Für die pubertierende Teenagerin Leah Reyes (Nicole Muñoz) sind Schwarze Magie, gothic looks und Black Metal hauptsächliche Interessengebiete. Ihre depressive Mutter (Laurie Holden) kommt nicht über den Tod ihres Gatten und Leahs Vater hinweg, weshalb sie ihre Tochter nötigt, mit ihr in ein weit abgelegenes Haus in der Provinz umzusiedeln. Für Leah bedeutet das mittelfristig einen Schulwechsel und somit den Verlust ihrer Freunde. Nach einem heftigen Streit beschwört das Mädchen mithilfe eines ihrer Bücher einen Dämon, den Pyewacket, und beauftragt ihn, die Mutter zu töten. Es dauert nicht lang, bis Leah die überhastete Aktion bereut, doch der Pyewacket hat viele gemeine Tricks auf Lager.

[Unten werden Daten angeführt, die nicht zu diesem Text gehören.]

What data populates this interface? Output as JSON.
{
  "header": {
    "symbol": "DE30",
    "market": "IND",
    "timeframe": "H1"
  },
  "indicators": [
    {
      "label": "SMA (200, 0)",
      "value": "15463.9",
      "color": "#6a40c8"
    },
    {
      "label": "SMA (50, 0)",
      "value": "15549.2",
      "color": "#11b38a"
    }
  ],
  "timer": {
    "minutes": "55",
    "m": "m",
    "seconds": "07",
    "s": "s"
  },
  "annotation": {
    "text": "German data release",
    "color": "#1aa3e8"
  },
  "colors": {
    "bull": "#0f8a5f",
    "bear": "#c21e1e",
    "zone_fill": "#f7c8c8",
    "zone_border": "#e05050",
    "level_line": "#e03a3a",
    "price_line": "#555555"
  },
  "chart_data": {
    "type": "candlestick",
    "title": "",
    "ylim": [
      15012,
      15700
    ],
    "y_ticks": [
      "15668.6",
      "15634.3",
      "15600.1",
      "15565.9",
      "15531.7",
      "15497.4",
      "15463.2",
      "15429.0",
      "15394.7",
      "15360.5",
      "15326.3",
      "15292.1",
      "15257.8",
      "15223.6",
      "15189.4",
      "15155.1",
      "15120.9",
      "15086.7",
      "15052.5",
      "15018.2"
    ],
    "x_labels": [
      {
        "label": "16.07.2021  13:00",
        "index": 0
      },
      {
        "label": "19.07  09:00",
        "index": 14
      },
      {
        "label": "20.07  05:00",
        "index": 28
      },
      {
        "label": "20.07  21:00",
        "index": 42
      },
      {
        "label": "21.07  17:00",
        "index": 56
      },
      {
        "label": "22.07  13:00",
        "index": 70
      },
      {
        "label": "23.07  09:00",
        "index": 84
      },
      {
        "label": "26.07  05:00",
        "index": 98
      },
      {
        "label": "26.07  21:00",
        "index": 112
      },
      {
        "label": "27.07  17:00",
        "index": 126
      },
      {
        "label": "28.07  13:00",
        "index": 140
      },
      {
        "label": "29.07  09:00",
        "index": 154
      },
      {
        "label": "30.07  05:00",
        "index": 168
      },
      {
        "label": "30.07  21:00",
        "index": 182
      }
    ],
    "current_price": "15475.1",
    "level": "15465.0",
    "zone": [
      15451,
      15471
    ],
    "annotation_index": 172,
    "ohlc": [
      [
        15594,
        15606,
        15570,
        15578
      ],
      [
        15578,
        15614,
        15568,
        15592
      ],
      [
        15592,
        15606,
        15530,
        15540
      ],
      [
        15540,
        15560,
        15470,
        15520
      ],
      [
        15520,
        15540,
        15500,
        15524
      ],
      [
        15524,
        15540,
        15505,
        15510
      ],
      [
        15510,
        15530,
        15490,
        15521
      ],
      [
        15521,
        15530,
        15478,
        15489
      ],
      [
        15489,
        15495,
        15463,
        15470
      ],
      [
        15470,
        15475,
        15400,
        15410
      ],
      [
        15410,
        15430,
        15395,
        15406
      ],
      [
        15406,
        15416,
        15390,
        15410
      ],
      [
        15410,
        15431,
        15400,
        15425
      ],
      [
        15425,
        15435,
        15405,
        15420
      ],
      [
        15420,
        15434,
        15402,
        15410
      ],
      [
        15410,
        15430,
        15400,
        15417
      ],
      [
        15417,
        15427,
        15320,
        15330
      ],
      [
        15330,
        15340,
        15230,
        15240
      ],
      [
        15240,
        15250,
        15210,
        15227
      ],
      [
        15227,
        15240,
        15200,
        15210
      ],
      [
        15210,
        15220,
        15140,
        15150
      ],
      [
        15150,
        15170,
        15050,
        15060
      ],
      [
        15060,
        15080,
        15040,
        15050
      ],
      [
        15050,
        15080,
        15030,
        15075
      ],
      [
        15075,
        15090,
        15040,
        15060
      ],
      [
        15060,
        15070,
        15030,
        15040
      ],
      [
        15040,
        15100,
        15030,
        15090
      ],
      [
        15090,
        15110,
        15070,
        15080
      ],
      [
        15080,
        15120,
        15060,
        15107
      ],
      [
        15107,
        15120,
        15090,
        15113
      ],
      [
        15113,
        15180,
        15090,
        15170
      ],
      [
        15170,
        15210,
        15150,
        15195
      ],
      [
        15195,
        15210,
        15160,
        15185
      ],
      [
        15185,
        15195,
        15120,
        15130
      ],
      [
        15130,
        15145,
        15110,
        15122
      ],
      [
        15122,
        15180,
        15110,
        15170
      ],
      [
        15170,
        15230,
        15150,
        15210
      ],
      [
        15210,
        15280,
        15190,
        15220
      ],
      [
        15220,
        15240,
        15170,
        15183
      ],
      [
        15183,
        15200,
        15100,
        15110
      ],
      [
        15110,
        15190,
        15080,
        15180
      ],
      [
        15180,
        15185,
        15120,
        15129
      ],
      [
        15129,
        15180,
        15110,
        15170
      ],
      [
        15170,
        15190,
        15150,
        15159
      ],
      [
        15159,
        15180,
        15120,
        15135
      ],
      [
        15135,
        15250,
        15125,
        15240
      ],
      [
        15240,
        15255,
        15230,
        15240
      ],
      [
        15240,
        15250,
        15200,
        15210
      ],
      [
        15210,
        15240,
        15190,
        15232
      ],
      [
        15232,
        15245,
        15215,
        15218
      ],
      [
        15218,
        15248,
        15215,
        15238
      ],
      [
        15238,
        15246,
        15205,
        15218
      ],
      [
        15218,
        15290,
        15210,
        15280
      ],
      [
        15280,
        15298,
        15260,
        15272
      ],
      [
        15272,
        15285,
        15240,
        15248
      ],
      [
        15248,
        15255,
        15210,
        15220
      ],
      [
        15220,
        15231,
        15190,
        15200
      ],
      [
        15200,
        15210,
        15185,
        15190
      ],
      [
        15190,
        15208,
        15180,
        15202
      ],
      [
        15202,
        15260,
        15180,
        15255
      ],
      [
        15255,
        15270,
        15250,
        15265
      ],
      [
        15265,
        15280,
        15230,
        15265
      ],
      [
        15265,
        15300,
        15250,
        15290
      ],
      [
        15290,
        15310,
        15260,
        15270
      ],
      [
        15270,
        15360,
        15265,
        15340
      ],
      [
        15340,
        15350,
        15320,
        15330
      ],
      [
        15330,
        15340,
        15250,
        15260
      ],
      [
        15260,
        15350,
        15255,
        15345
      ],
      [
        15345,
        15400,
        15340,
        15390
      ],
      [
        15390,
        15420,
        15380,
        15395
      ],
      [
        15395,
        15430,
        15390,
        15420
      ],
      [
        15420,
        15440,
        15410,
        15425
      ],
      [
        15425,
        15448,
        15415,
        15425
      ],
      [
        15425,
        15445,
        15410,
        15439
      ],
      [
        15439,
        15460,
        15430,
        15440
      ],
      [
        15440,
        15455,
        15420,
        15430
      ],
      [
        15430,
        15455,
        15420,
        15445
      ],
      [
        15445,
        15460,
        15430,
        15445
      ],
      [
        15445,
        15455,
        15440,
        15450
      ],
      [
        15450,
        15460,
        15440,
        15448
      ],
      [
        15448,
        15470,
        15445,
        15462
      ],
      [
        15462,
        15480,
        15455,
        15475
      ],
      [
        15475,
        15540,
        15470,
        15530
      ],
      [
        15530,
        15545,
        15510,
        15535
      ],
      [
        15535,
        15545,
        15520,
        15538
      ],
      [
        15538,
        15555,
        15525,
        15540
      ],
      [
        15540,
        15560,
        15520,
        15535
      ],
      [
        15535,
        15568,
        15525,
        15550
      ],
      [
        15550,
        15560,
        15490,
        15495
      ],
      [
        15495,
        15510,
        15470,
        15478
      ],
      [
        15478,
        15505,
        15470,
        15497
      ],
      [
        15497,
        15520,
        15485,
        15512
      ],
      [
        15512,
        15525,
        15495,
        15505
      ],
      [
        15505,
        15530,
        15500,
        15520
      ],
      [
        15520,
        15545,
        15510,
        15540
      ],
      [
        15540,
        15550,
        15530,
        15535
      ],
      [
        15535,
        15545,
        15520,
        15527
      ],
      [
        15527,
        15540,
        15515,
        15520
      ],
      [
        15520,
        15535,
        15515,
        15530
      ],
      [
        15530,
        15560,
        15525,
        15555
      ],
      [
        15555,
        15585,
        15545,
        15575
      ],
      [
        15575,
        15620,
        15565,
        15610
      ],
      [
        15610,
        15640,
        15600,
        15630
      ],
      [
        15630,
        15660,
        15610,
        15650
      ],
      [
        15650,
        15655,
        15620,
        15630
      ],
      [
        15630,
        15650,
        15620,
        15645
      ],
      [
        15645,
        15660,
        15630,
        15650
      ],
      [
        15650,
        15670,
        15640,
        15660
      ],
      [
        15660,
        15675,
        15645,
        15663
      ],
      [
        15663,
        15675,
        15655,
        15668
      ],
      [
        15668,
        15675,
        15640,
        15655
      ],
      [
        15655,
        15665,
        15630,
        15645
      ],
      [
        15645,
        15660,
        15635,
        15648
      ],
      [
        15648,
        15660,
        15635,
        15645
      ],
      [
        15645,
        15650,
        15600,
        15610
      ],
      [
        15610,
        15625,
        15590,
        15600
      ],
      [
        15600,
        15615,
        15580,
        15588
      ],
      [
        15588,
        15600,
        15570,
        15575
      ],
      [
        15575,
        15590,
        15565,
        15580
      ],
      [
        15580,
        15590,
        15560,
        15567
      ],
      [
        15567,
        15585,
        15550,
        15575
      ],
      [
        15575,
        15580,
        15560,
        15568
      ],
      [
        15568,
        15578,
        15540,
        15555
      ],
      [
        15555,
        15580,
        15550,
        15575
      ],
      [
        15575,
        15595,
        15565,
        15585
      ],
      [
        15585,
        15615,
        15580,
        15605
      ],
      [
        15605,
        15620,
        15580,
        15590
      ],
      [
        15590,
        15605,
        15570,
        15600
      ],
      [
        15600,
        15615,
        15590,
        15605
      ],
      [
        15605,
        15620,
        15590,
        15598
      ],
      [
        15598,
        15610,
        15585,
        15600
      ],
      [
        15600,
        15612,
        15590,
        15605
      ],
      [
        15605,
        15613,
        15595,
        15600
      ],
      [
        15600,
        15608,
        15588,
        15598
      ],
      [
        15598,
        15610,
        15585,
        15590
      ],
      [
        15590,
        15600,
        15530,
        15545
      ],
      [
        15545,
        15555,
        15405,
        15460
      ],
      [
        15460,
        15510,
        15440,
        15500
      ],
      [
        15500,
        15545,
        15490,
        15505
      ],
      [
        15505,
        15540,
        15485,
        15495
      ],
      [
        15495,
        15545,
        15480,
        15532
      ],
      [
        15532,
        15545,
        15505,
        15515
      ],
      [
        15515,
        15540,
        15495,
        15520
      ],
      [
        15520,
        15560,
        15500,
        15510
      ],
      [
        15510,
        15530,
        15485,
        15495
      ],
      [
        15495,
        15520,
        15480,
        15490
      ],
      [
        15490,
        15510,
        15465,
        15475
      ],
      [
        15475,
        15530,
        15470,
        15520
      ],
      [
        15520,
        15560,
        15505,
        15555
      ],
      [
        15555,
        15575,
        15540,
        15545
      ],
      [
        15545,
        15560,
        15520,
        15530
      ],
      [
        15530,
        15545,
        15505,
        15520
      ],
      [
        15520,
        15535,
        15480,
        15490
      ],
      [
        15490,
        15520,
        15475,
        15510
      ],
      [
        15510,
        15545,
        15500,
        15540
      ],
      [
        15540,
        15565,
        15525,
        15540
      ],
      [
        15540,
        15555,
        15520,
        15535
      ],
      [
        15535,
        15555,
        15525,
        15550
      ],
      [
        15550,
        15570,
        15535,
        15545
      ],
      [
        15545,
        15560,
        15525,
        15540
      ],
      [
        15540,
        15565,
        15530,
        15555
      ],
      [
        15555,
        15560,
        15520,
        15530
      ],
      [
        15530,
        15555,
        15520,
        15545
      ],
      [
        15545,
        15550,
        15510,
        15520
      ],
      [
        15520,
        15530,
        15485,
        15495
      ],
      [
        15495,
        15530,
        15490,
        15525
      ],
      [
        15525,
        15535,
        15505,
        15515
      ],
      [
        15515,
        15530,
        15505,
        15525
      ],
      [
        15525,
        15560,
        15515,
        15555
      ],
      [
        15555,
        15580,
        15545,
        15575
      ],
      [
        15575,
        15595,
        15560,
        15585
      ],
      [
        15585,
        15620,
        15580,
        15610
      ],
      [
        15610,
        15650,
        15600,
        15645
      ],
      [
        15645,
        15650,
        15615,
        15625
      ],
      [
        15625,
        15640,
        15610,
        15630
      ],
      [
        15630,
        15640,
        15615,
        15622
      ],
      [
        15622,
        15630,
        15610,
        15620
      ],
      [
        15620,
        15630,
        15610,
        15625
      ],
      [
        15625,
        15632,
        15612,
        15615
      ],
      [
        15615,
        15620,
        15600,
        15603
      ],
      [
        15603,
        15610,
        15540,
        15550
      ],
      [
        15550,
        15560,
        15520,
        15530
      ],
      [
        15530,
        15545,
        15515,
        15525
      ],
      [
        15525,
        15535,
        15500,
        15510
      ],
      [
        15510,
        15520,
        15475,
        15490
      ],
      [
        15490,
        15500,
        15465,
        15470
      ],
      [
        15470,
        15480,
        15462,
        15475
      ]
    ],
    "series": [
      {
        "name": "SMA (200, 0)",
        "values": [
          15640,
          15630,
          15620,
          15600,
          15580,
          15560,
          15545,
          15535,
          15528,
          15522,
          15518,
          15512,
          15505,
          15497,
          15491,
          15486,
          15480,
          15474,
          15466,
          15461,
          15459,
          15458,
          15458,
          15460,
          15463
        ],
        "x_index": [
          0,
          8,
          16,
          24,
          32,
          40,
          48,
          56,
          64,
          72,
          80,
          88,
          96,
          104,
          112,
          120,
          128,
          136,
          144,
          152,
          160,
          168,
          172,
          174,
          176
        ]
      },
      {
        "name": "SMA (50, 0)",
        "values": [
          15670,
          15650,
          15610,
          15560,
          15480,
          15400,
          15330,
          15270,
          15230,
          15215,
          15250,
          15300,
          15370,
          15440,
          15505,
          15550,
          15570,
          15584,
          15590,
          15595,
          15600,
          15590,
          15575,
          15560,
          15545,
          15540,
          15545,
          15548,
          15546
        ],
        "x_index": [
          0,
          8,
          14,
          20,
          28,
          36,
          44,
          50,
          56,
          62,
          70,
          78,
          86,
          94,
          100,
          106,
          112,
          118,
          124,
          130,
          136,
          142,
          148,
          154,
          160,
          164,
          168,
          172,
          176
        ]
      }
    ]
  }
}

Psychologisch konnotierte Horrorfilme über Teenager in der Identitätskrise gewinnen in jüngerer Zeit wieder besonders regen Zulauf. Der kanadische Schauspieler und Regisseur Adam MacDonald nimmt sich in seinem zweiten Kinostück nach dem an die Nieren gehenden „Backcountry“ genau dieses Themenkomplexes an und bringt ein Vexierspiel über das Verhängnis eskalierender Generationskonflikte sowie ein sich in ihrer Emotionalität verlierendes Mädchen, das eine verhängnisvolle, affektgesteuerte Entscheidung trifft und daran zerbricht. Ein veritabler Horrorfilm scheint mir „Pyewacket“ dabei allerdings bloß im übertragenen Sinne zu sein – MacDonalds Script ist so geschickt aufgebaut, dass bis zum Ende hin berechtigte Zweifel daran bestehen können (und vermutlich auch sollen), dass es den Pyewacket wirklich gibt. Schlüssiger erscheint mir da die alternative Option: Ihre psychische Zwangslage lässt Leah schizophren und jenen vermeintlichen Dämon zum Stellvertreter ihrer eigenen Aggressionen werden. Wir erfahren, dass Leah und ihr Vater eine besonders enge Beziehung zueinander hatten. Möglicherweise bildete die Mutter schon damals einen eifersuchtsbedingten Störfaktor für das Mädchen. Jetzt, da die männliche Ankerperson verlustig ist, bleibt nurmehr eine einzige, große Reibungsfläche zwischen den beiden Frauen, die sich immer wieder durch latenten Hass und böse Worte entlädt. Nun reicht allein der bloße, einmal formulierte und veräußerte Wunsch Leahs nach dem Tod der Mutter, um ihr auch noch das letzte Stück vorhandener Balance zu entreißen. Ohnehin spielt es am Ende eine untergeordnete Rolle, ob das Mädchen zur psychotischen Gewalttäterin wurde oder ein obskurer Dämon – Leah wird es so oder so auszubaden haben.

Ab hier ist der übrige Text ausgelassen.